Reisebuch:Freilichttheater

Jetzt, da viele Maschinen am Boden bleiben und nicht gebraucht werden, präsentieren zwei Bildbände Flughäfen aus der Vogelperspektive.

Von Stefan Fischer

Und wenn es das jetzt war? Mit dem Fliegen? Der Autor Alain de Botton, lebenspraktisch philosophischen Fragestellungen stets zugeneigt, entwirft eine solche Utopie im Vorwort zu Tom Hegens Fotoband "Aerial Observations on Airports". Wir sollten dem Coronavirus dankbar sein, schreibt er, dass es uns ermögliche, uns eine fluglose Zukunft auszumalen. Jetzt, da wir davon eine erste Anschauung haben.

Er selbst imaginiert sich ein Museum dorthin, wo sich heute noch New Yorks John-F.-Kennedy-Flughafen befindet. Nicht als ein reines Technikmuseum, sondern als einen Erlebnispark, wie es heutzutage schon zum Beispiel Bauernhof-Freilichtmuseen gibt, die Einblicke geben in die Lebenswirklichkeit vergangener, vorindustrieller Epochen. In diesem Fall in unsere dann längst überwundene aeronautische Gegenwart.

Der Fotograf Tom Hegen wiederum denkt sich in seinem Buch Flughäfen lieber als Kunstmuseen. An einem halben Dutzend deutscher Flughäfen hat er aus Helikoptern heraus senkrecht nach unten fotografiert, aus einer Höhe von rund 500 Metern. Die Gangways und Gepäckkarren ohnehin, aber selbst die großen Flugzeuge schrumpfen auf seinen Bildern zu Miniaturen ihrer selbst. Als wären es Spielzeugmodelle, die eine Kinderhand manövrieren könnte. Was Hegen inszeniert, ist nicht der Stillstand in einer Zeit drastisch reduzierten Flugaufkommens. Flugzeuge rollen aus Hangars, werden in Parkpositionen rangiert, Tank- und andere Servicefahrzeuge stehen bereit.

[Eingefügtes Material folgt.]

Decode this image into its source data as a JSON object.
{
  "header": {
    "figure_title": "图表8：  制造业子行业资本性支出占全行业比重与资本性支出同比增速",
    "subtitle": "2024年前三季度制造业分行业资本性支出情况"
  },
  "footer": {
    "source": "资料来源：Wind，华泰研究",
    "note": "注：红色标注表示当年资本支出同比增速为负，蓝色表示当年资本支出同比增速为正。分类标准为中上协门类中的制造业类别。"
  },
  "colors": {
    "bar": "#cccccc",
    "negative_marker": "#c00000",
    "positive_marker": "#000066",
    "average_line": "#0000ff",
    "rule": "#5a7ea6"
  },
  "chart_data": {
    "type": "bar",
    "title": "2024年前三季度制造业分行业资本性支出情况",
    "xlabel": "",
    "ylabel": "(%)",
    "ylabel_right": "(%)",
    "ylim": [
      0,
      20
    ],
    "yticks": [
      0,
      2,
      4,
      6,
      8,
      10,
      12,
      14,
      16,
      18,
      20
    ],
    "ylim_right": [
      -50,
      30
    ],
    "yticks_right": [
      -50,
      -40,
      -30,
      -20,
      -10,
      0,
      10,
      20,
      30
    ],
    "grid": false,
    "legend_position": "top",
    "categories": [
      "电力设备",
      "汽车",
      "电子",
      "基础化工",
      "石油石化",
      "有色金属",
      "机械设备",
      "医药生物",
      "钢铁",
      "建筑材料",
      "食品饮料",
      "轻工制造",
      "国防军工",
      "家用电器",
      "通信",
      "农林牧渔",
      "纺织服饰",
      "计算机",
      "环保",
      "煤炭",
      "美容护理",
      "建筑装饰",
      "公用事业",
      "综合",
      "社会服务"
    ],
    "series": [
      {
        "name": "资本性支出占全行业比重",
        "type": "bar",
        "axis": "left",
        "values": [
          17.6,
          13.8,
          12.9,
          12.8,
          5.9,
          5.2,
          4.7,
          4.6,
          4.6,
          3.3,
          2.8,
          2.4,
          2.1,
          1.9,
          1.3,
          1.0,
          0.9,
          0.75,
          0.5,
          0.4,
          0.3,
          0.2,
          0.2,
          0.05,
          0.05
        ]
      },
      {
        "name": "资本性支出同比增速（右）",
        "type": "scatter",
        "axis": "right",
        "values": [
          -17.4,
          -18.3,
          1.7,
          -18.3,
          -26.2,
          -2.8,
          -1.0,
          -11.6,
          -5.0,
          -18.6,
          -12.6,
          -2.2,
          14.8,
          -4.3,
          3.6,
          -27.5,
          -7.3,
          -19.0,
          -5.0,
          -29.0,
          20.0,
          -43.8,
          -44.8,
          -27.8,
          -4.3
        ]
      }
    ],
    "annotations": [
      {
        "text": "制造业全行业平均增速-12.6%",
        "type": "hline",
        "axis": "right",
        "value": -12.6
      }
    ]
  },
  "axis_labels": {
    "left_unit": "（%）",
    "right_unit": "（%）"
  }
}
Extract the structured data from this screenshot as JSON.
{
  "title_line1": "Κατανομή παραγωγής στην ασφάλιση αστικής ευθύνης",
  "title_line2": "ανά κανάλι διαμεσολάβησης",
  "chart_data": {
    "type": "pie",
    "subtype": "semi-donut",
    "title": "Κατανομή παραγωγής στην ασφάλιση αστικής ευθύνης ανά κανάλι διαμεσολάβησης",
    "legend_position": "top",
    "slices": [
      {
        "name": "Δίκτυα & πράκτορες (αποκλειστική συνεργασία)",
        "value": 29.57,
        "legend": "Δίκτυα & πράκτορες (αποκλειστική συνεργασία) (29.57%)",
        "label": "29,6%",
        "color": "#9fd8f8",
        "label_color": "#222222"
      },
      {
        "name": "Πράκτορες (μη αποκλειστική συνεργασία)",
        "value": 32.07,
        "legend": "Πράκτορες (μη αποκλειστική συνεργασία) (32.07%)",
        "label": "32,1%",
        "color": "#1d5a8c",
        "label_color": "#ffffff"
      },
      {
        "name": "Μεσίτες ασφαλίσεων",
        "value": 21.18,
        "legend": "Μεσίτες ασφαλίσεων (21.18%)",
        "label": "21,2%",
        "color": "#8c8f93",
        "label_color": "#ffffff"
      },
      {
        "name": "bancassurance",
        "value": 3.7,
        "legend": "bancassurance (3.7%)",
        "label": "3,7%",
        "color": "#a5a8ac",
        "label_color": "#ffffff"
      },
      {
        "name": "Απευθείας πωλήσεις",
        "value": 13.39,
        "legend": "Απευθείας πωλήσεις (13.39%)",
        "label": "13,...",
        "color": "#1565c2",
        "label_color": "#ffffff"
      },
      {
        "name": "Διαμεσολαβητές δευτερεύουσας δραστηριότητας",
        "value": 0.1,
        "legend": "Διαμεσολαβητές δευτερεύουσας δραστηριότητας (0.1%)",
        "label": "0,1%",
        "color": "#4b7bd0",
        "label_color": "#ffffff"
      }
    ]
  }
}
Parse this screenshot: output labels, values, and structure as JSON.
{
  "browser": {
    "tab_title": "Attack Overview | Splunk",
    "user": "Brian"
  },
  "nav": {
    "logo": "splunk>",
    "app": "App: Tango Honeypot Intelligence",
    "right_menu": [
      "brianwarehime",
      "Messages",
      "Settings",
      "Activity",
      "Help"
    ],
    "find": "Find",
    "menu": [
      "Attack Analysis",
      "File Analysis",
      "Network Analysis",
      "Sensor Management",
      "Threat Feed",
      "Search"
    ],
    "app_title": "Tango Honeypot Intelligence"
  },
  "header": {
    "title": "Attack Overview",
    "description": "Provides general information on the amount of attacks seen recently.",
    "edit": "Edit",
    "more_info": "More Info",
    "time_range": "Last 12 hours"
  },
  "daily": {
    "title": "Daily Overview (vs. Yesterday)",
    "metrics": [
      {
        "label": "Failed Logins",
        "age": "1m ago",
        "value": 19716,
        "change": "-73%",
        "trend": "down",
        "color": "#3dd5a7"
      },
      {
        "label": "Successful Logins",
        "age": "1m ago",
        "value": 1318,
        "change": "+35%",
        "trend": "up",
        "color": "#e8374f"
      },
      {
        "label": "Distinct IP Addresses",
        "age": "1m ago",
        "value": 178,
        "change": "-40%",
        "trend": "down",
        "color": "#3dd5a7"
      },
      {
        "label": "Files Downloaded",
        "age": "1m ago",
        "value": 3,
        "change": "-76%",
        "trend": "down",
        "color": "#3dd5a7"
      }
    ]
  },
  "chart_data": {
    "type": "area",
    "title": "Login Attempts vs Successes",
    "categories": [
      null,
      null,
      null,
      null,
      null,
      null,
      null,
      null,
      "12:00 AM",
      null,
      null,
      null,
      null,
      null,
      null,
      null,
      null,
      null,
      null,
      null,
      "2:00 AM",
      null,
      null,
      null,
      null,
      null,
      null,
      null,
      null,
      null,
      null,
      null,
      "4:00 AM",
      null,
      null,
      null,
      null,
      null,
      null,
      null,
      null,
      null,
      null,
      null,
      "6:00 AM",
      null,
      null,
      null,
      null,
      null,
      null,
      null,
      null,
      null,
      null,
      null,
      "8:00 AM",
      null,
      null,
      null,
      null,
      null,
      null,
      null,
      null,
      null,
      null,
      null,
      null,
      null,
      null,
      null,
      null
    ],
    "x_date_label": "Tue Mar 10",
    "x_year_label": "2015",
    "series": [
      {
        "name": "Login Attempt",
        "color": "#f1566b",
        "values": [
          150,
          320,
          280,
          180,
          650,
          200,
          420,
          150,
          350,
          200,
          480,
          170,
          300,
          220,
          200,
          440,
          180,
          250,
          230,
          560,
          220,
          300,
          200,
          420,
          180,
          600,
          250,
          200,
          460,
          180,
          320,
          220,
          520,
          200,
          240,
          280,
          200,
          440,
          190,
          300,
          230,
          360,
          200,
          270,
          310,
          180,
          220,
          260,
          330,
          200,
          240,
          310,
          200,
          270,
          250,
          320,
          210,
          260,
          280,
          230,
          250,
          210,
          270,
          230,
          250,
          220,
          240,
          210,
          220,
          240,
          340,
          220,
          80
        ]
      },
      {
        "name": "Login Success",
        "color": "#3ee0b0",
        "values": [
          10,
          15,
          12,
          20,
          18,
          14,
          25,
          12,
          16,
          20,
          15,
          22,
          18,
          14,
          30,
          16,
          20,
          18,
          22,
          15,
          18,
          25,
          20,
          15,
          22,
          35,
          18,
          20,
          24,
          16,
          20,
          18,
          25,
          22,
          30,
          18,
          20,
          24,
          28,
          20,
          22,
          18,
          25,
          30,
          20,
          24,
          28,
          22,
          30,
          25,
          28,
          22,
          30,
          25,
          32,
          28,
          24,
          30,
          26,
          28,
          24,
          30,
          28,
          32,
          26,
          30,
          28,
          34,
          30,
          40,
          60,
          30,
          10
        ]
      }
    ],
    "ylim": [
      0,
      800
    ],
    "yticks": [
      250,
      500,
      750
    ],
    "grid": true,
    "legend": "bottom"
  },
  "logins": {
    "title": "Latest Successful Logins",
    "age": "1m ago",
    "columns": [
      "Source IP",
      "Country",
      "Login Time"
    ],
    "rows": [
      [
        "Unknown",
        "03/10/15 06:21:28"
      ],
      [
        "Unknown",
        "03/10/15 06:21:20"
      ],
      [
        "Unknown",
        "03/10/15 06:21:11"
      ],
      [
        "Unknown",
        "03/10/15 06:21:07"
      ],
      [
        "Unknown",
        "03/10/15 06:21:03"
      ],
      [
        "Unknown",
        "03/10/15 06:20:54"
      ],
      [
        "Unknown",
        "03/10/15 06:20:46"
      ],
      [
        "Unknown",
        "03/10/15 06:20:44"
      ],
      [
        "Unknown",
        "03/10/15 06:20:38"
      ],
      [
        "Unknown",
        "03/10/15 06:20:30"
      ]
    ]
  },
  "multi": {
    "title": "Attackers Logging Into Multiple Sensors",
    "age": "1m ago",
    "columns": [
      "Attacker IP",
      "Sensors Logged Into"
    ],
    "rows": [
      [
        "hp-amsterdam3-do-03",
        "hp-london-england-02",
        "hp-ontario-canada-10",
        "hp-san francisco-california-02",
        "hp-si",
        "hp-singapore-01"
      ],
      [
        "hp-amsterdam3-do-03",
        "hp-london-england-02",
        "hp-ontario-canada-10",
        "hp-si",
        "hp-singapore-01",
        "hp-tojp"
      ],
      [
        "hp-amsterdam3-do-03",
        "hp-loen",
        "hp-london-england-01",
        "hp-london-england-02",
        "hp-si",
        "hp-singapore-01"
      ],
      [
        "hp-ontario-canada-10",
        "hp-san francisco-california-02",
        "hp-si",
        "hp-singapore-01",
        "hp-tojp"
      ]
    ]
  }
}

Doch die Flugzeuge sind allesamt am Boden. Von Personal und Fluggästen keine Spur. Da sie in der Luft offenkundig gerade nicht gebraucht zu werden scheinen, geben sie sich scheinbar dem Müßiggang hin. So jedenfalls inszeniert Tom Hegen die Maschinen mitsamt der sichtbaren Infrastruktur der Flughäfen. Als wären die Vorfelder Bühnen, auf denen große und kleine Choreografien aufgeführt werden, ein Technikballett. L'art pour l'art, Arrangements um der Schönheit ihrer selbst willen. Ums Reisen, ums Fort- und Ankommen geht es indessen definitiv nicht in diesen Fotografien. Es geht um geometrische Ordnung, um grafische Entwürfe, manchmal auch wieder um Ausbrüche aus solchen Mustern. Spannend an den Aufnahmen ist, dass der dargestellten Ruhe dennoch ein Rest an Dynamik innewohnt.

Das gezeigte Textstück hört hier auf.